Sue Young Histories

Christian Freidrich Langhammer 1786 - 1850

January 24, 2009

Christian Freidrich Langhammer 1786? - 1850? MD was an orthodox physician who converted to homeopathy.

Langhammer was a student of Samuel Hahnemann and he also knew Carl Franz, Frantz Hartmann, Christian Gottlob Hornburg, Mathias Roth and Karl Friedrich Gottfried Trinks.

Frantz Hartmann says : (N. W. J. Hom., Vol. IV., p. 189. Med. Couns., Vol. XI., p. 243.) “A few words must be said about Langhammer. I would prefer to pass him in silence if I could do so, but the frequent mention of his name by Samuel Hahnemann necessitates my speaking of him.

“He was a small, somewhat ill-shaped man, and this defect of body seemed to be reflected in his mind. Ten years my senior, this dwarfed mental condition could only be accounted for by an unwillingness to make the necessary exertion, lack of diligence, the cherishing of barren ideas and speculations and a fondness for the farniente, characteristics which he could not master, even at the University, which, however, were brought into prominence by his poverty.

“At heart he was a good fellow, but timid, diffident, suspecting, all this largely because he was conscious of his intellectual weakness. It may create surprise that I describe so painstakingly the faults of Langhammer, but I am talking about the first provers’ union and the results of their work as shown in the provings. The symptoms of each prover partake more or less of his individuality.

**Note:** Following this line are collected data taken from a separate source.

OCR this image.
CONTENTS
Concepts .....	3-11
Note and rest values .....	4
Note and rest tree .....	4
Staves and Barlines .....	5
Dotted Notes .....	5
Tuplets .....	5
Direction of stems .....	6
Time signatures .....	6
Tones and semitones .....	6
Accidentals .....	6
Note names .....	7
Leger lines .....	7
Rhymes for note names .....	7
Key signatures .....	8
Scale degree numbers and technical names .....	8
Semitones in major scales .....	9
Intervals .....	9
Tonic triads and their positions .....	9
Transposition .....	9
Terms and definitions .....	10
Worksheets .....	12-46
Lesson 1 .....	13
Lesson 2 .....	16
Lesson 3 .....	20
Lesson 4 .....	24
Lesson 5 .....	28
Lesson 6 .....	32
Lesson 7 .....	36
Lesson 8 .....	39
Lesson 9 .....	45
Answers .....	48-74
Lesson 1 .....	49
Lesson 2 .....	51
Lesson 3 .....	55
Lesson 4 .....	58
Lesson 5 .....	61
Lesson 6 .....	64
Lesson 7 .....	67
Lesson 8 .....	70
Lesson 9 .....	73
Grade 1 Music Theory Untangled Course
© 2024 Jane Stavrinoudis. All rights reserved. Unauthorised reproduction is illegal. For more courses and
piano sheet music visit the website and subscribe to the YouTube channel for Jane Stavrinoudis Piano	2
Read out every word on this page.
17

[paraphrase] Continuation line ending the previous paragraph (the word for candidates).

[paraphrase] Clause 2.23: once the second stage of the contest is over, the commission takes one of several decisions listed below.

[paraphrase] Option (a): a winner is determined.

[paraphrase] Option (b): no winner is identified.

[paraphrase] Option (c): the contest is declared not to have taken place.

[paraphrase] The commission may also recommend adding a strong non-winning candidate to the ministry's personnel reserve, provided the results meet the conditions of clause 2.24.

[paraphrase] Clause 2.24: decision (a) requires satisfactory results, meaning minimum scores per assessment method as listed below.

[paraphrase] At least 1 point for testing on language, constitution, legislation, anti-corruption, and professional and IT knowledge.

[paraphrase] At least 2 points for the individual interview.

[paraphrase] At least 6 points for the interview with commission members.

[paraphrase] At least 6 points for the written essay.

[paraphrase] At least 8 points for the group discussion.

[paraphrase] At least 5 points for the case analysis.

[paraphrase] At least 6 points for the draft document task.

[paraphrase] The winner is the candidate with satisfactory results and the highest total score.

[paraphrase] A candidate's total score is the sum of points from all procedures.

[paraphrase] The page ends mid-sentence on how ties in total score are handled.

“A man’s individuality, however, does not wholly depend upon his natural temperament or gifts, but is also a true mirror of the passions, habits, etc., which affect not only his acts, but his sensations, expressions and the functional activity of his organism. This was the case with Langhammer. If he did not live in a world of dreary imaginings he was wont to give his mind to sensuous dreams of ecstacy. This accounts for certain peculiarities in the mental and sexual symptoms of the remedies proven by him, and their similarity in the various remedies. His other symptoms have scarcely any particular value, owing to a lack of exactness in the description of his sensations, and of clear, precise language.

Samuel Hahnemann was usually obliged to name for hint appropriate terms, of which he then made the selection.

Gustav Wilhelm Gross in the Archiv says of Langhammer: (Archiv fur die hour. Heilkunst, Vol. XX., pt. I., p. 76. British Journal of Homeopathy Vol. xix., p. 626.)

“Most of the provers who are introduced by name into Samuel Hahnemann’s work are personally known to me, and I remember one person whose observations in a certain direction appeared to me from the very first liable to suspicion.

“I mean Langhammer, who was my fellow student at Leipsic, who with much feebleness of body was certainly a healthy young man, but lived in very straitened circumstances, by which his otherwise timid disposition was made still more retiring and rendered more liable to sorrow and care. For this reason all the moral symptoms which he observed in himself are of little or no value.

“Let any one compare the symptoms of Ledum palustre (117.150): Cicuta virosa (203.204): Calcarea acetica (227.229): Cyclamen European (139.192): Acidum mur. (211): Ruta grav. (254); Conium mac. (274); Spigelia anthelmintica (530): Verbascum thapsus (140); Stannum (44;):

“Feels discontented with his neighbors, and shuns them: withdraws into solitude with tendency to weep: anguish as if he had committed some crime; deep reflection on the present and the future.” - often repeated in the same words, but are conditions which must in his circumstances have been pretty natural to my good friend Langhammer, so that, practically, they lose all their value. Also a great number of symptoms under the different medicines show that he was quiet, absorbed in himself, not inclined to speak.”

Constantine Hering says: (Hahnemannian Monthly, Vol. Vii., p. 176.) “Chr. Fr. Langhammer was one of the most zealous provers, and one of the most careful and successful. He was a hunchback, rather peculiar, and often the butt of ridicule to the class, but much favored by Samuel Hahnemann.

“He cured a blind girl, of great beauty and some income, who married him out of gratitude, and they lived together very happily. He looked upon his old classmates with great contempt, because his success in life had offended them. A stream of slanders has since been poured over him, and, of course, all has been carefully repeated by the would be critics.”

Arnold Lorbacher says: (British Journal of Homeopathy Vol. XXXII., p. 457) “The least important among the members of this early circle of Samuel Hahnemann’s disciples was undoubtedly Langhammer, a man deformed in body and mind, without energy, who spent his time in unprofitable brooding, and who never could acquire any enthusiasm for the cause.

“Unfavorable outward circumstances, for the successful combating of which an energetic nature was necessary, may have contributed materially to his depressed disposition. On these accounts the value of his contributions to the Materia Medica is, to say the least, doubtful.”

An interesting account of the provings of Langhammer may be found in the Homoopathische Vierlejahrschrift, Vol. xiv., p. 406.